Prove Reduction Formula: I_n = 3n/(3n+1)I_{n-1}

[subzero0137]

If $I_{n}=\int_0^1 (1-x^{3})^{n} dx$, use integration by parts to prove the reduction formula $I_{n}=\frac{3n}{3n+1}I_{n-1}$My attempt: let $u=(1-x^{3})^{n}$, and $dv=dx$. Then $I_{n}=[(1-x^{3})^{n}x]_0^1 - \int_0^1 -3x^{2}n(1-x^{3})^{n-1}x dx = 3n \int_0^1 x^{2}(1-x^{3})^{n-1} dx$. But I don't know where to go from here. Any help would be appreciated.

 

[Dick]

If $I_{n}=\int_0^1 (1-x^{3})^{n} dx$, use integration by parts to prove the reduction formula $I_{n}=\frac{3n}{3n+1}I_{n-1}$


My attempt: let $u=(1-x^{3})^{n}$, and $dv=dx$. Then $I_{n}=[(1-x^{3})^{n}x]_0^1 - \int_0^1 -3x^{2}n(1-x^{3})^{n-1}x dx = 3n \int_0^1 x^{2}(1-x^{3})^{n-1} dx$. But I don't know where to go from here. Any help would be appreciated.

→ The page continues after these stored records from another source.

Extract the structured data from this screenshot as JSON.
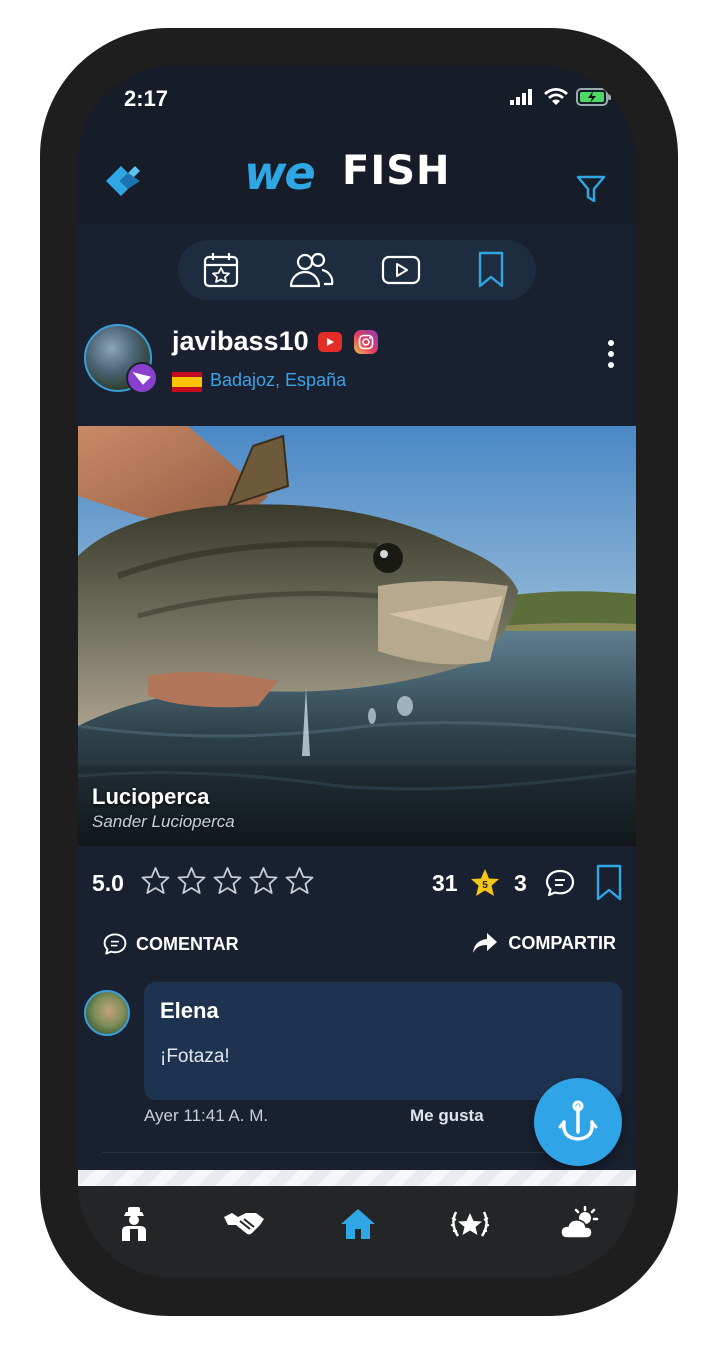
{
  "status_bar": {
    "time": "2:17",
    "icons": [
      "signal-icon",
      "wifi-icon",
      "battery-charging-icon"
    ]
  },
  "header": {
    "back_icon": "back-chevrons-icon",
    "logo_we": "we",
    "logo_fish": "FISH",
    "filter_icon": "filter-funnel-icon"
  },
  "tabs": [
    {
      "icon": "calendar-star-icon",
      "active": false
    },
    {
      "icon": "users-icon",
      "active": false
    },
    {
      "icon": "video-play-icon",
      "active": false
    },
    {
      "icon": "bookmark-icon",
      "active": true
    }
  ],
  "post": {
    "username": "javibass10",
    "location": "Badajoz, España",
    "country_flag": "spain-flag",
    "social": [
      "youtube-icon",
      "instagram-icon"
    ],
    "species_name": "Lucioperca",
    "species_scientific": "Sander Lucioperca",
    "rating_score": "5.0",
    "rating_stars": 0,
    "rating_max": 5,
    "likes_count": "31",
    "star_badge_value": "5",
    "comments_count": "3",
    "comment_action": "COMENTAR",
    "share_action": "COMPARTIR"
  },
  "comments": [
    {
      "author": "Elena",
      "text": "¡Fotaza!",
      "time": "Ayer 11:41 A. M.",
      "like_label": "Me gusta"
    }
  ],
  "fab": {
    "icon": "fishing-hook-icon"
  },
  "bottom_nav": [
    {
      "icon": "fisherman-icon",
      "active": false
    },
    {
      "icon": "handshake-icon",
      "active": false
    },
    {
      "icon": "home-icon",
      "active": true
    },
    {
      "icon": "star-laurel-icon",
      "active": false
    },
    {
      "icon": "weather-sun-cloud-icon",
      "active": false
    }
  ],
  "colors": {
    "accent": "#2fa7e4",
    "background": "#19202f",
    "bubble": "#1e3350",
    "nav_bg": "#232527",
    "star_gold": "#f5c518"
  }
}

You have an x^3 in your last integral. Not an x^2. Here's a hint. Try writing x^3=(1-x^3)-1.

 

[subzero0137]

You have an x^3 in your last integral. Not an x^2. Here's a hint. Try writing x^3=(1-x^3)-1.

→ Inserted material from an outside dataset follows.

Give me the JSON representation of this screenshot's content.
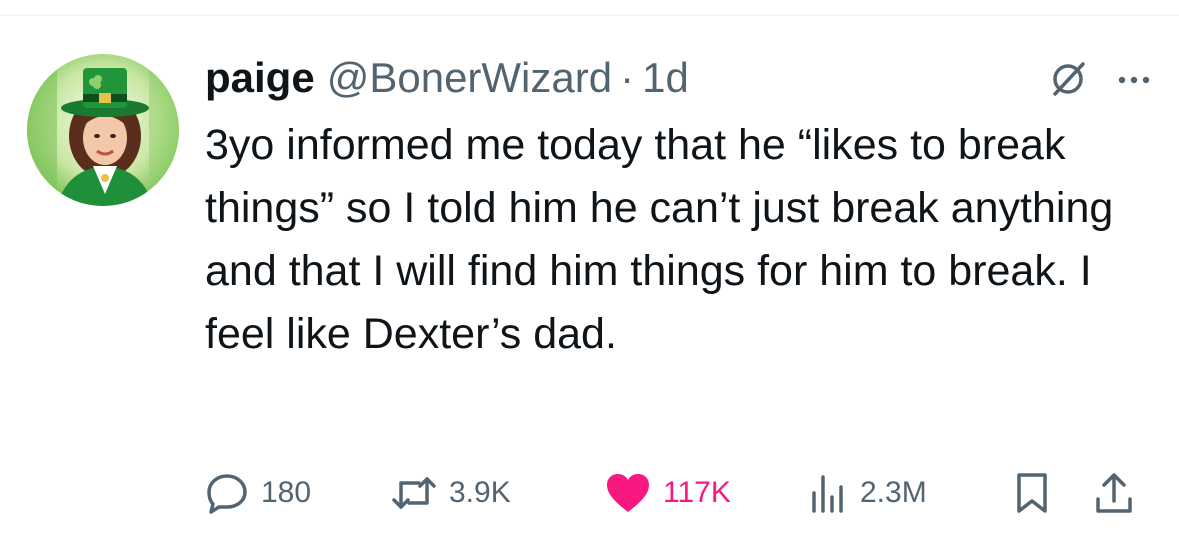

After writing x^3=(1-x^3)-1, should I integrate by parts again?

 

[Dick]

After writing x^3=(1-x^3)-1, should I integrate by parts again?

I think you can think of something cleverer than that. Split it into two integrals and take a close look at them.

 

[Dick]

After writing x^3=(1-x^3)-1, should I integrate by parts again?

Ooops. I've got a typo. That should obviously be x^3=(x^3-1)+1. Sorry!

 

[subzero0137]

Ooops. I've got a typo. That should obviously be x^3=(x^3-1)+1. Sorry!

I've got it now. Thanks :D